Dari sisi software, Galaxy A57 kemungkinan langsung menjalankan Android terbaru dengan One UI versi terkini. Samsung juga dikenal cukup konsisten soal dukungan pembaruan, sehingga ponsel ini berpotensi mendapat update OS dan keamanan dalam jangka panjang.
Posisi Galaxy A57 di Pasar, Mid-Range yang Terasa Flagship
Dengan kombinasi layar flexible OLED, desain premium, performa solid, dan kamera kelas atas, Galaxy A57 jelas tidak ingin hanya bersaing dengan sesama ponsel mid-range Android. Targetnya lebih luas, termasuk Google Pixel seri A dan bahkan iPhone SE generasi terbaru.
Samsung seolah ingin membuktikan bahwa ponsel kelas menengah tidak harus terlihat atau terasa murahan. Jika harga Galaxy A57 tetap dijaga, ponsel ini bisa menjadi salah satu pilihan paling menarik di 2026.

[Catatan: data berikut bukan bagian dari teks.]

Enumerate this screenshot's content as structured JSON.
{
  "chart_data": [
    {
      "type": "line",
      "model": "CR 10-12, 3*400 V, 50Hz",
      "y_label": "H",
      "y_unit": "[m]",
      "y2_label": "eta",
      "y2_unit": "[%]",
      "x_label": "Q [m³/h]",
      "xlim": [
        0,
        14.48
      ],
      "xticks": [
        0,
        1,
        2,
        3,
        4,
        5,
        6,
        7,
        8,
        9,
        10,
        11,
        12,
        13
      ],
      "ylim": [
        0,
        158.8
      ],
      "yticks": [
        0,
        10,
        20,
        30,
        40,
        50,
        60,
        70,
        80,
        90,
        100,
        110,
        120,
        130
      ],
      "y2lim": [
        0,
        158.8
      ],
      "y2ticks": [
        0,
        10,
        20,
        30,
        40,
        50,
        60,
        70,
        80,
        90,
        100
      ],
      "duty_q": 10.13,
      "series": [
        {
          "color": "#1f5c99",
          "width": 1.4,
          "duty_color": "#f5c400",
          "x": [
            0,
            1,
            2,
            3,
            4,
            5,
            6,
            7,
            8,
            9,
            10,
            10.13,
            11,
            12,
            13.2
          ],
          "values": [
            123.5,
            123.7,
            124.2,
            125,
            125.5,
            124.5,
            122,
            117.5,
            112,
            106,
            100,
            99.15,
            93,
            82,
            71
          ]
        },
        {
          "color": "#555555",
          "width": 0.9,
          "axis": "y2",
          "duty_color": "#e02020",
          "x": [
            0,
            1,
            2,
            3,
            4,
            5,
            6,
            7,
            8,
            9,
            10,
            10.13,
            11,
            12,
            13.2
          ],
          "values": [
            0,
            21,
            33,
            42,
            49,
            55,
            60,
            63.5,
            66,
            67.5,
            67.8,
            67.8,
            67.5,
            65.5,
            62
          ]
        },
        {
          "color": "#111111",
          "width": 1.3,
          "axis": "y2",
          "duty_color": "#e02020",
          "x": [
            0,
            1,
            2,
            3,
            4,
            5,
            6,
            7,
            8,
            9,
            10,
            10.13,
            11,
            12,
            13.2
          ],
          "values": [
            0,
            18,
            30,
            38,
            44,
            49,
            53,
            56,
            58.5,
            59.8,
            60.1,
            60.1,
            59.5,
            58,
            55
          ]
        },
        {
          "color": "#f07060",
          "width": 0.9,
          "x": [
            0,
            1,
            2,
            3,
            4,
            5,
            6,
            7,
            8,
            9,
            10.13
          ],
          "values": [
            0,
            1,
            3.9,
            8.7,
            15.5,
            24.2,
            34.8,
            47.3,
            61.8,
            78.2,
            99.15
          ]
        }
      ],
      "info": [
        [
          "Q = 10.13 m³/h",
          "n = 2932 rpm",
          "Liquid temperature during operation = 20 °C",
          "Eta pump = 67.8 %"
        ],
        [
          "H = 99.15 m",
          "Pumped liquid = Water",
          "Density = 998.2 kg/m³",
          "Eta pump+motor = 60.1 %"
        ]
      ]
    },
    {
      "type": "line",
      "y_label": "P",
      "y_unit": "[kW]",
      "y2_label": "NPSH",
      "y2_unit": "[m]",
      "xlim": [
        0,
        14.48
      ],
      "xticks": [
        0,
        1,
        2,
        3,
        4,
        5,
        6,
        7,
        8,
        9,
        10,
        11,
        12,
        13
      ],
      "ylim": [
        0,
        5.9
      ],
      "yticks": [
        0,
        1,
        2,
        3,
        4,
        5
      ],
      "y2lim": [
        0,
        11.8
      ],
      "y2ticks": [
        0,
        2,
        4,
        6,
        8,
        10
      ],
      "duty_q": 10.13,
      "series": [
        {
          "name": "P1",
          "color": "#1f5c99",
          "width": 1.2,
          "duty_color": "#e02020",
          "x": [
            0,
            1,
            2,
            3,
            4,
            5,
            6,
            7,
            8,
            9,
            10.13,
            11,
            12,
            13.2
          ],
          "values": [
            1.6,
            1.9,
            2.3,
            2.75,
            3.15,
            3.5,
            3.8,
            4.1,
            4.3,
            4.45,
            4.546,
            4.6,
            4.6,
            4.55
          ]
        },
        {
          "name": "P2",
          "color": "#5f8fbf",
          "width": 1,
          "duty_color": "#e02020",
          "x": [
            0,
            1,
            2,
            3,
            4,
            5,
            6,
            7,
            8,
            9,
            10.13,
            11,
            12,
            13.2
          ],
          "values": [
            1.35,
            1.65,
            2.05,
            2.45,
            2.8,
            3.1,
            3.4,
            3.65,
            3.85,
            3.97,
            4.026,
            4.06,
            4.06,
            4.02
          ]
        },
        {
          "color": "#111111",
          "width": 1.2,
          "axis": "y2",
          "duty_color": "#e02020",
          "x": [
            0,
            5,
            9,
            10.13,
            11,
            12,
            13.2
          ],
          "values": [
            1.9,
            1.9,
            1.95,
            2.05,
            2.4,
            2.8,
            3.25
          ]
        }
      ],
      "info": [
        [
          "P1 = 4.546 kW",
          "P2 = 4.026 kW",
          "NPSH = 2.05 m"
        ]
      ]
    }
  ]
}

Galaxy A57 Bisa Jadi Awal Era Baru Galaxy A
Kalau semua bocoran ini benar-benar terwujud, Galaxy A57 berpotensi menjadi titik balik besar untuk seri Galaxy A. Bukan hanya soal spesifikasi, tapi soal identitas. Galaxy A tidak lagi sekadar “versi murah Galaxy S”, melainkan alternatif serius dengan desain premium dan teknologi modern.
Buat kamu yang ingin ponsel Samsung dengan tampilan mewah tanpa harus masuk ke harga flagship, Galaxy A57 layak masuk daftar pantauan. Kini, tinggal menunggu peluncuran resminya untuk melihat apakah Samsung benar-benar berhasil mengeksekusi ambisi besarnya ini.